Brexit will not affect the requirement for UK organisations to maintain these standards. The Data Protection Act will remain in place and the EU Withdrawal Act will incorporate GDPR into UK Law, thus maintaining the overall data protection standards for the UK.
Post Brexit, UK organisations will still be able to send personal identifiable date to the EU as the data will be going to what is effectively a ‘safe state’ bound by the GDPR. The challenge will be for those EU organisations who wish to send personal identifiable information to the UK. Without an EU-approved agreement around UK data protection standards, those countries would effectively be sending data to a ‘non-safe’ jurisdiction.
Discussions around around an agreement between the UK and EU on data protection have begun. In the July 2018 white paper, the UK government sets out its goals around a UK-EU agreement on data protection, and the government has been clear that it is ready to discuss an adequacy arrangement at the earliest opportunity. However, there is no current agreed timeline for this process. If no agreement around data protection has been agreed at the point of Brexit, organisations will need to have mitigating procedures in place to allow personal data to be transferred from the EU to the UK after Brexit Day.
Data transfer: required safeguards
For UK organisations that receive personal identifiable information from the EEA, now is the time to start discussing those transfers and the various safeguards and mechanisms that may need to be implemented to make them permissible. It is worth remembering that these safeguards are required for both inter-company data transfers and those outside of the organisation.

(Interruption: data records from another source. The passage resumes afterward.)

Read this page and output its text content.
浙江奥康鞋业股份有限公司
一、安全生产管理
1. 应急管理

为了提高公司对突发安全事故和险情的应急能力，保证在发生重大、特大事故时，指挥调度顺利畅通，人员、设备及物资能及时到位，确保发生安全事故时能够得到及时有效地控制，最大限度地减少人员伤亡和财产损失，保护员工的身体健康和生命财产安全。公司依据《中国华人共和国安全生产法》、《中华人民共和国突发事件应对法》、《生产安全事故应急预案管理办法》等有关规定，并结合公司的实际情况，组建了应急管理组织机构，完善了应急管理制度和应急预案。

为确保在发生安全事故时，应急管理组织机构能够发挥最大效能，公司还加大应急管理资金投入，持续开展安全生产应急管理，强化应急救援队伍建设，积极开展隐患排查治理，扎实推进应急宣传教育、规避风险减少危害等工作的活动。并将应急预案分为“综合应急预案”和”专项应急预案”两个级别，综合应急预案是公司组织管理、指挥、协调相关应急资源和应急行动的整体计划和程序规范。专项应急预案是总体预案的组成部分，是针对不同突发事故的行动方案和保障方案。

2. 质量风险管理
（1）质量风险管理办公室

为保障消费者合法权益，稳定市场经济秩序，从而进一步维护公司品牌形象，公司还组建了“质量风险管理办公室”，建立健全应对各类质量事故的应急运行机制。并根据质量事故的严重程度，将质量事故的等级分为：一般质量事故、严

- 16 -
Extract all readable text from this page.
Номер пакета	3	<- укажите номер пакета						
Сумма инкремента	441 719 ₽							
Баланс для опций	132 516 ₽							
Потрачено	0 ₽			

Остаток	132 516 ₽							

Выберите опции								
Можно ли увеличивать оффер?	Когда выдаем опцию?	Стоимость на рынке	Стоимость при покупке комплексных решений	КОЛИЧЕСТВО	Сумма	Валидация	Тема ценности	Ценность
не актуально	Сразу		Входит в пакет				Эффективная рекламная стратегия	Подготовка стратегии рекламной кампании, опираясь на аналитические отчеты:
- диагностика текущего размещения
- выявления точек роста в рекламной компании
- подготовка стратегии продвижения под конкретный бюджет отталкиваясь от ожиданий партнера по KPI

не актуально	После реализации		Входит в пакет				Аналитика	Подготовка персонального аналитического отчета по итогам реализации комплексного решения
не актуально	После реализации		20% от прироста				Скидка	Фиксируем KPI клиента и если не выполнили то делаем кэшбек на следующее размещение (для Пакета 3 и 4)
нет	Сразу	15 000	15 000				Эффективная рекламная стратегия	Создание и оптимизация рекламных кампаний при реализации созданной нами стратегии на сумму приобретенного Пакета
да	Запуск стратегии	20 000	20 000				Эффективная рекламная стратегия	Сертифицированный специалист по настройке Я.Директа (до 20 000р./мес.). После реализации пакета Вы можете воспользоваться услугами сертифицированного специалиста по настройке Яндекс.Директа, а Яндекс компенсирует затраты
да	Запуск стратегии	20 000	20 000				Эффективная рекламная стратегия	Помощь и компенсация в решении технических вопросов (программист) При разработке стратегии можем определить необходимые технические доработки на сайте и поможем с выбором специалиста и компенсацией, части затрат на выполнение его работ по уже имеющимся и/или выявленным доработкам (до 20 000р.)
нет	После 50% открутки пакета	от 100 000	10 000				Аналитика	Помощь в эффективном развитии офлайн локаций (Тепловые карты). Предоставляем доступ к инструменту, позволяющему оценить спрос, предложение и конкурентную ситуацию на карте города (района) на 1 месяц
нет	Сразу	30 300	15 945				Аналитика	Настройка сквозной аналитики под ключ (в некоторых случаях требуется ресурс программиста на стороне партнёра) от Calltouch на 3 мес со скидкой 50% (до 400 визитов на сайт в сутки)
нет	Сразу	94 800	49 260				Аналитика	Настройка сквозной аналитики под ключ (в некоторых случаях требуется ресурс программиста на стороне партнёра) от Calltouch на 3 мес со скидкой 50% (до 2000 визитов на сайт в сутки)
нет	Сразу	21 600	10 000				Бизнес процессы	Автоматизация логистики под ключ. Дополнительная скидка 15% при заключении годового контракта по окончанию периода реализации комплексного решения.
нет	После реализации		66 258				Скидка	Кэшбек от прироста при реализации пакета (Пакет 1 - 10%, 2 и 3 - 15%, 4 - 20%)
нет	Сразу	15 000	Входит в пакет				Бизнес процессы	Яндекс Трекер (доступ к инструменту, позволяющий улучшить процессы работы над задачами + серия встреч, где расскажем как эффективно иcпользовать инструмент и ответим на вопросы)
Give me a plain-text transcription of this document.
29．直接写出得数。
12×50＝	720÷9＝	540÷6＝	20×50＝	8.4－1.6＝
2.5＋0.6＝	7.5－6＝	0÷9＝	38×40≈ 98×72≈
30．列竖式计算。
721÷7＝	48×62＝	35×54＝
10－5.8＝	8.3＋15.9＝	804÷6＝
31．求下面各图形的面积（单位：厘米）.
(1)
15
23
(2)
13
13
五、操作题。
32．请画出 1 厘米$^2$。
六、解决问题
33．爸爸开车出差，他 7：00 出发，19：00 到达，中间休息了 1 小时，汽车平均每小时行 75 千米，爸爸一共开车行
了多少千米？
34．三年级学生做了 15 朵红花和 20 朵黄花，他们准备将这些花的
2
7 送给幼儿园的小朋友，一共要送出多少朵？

A number of available safeguards exist however the two most likely to be appropriate are binding corporate rules and standard contractual clauses:
- Binding corporate rules - A transfer can be made if both parties have signed up to binding corporate rules. Binding corporate rules are an internal code of conduct applicable within a multinational group, which applies to restricted transfers of personal data from the group's EEEA entities to non-EEA group entities.
Binding corporate rules must be submitted for approval to an EEA supervisory authority, usually where the EEA head office is located (but does not need to be). One or two other supervisory authorities will be involved in the review and approval of the proposed rules.
- Standard contractual clauses (‘model clauses’) – a transfer becomes permissible if both parties have entered into a contract incorporating standard data protection clauses, known as ‘standard contractual’ or ‘model’ clauses. There are four sets adopted by the EU Commission and must be entered into by the data exporter (based in the EEA) and the data importer (outside the EEA).
The clauses contain contractual obligations on the data exporter and the data importer around data protection and preserve the rights for the individuals whose personal data is transferred.
Other options for safeguards exist however the circumstances around which they may be appropriate can be particular. The full list of options is available on the Information Commissioner’s Office website.
In our experience implementing these measures can take some time so reviewing options and initiating the right conversations should be seen as a priority.
Going forward, the conversations around data protection in relation to Brexit and beyond are likely to continually evolve so remaining close your advisors and updates from the Information Commissioner will be key to ensuring you adopt the right processes and remain aligned to both regulator and expectations of key stakeholders around data privacy.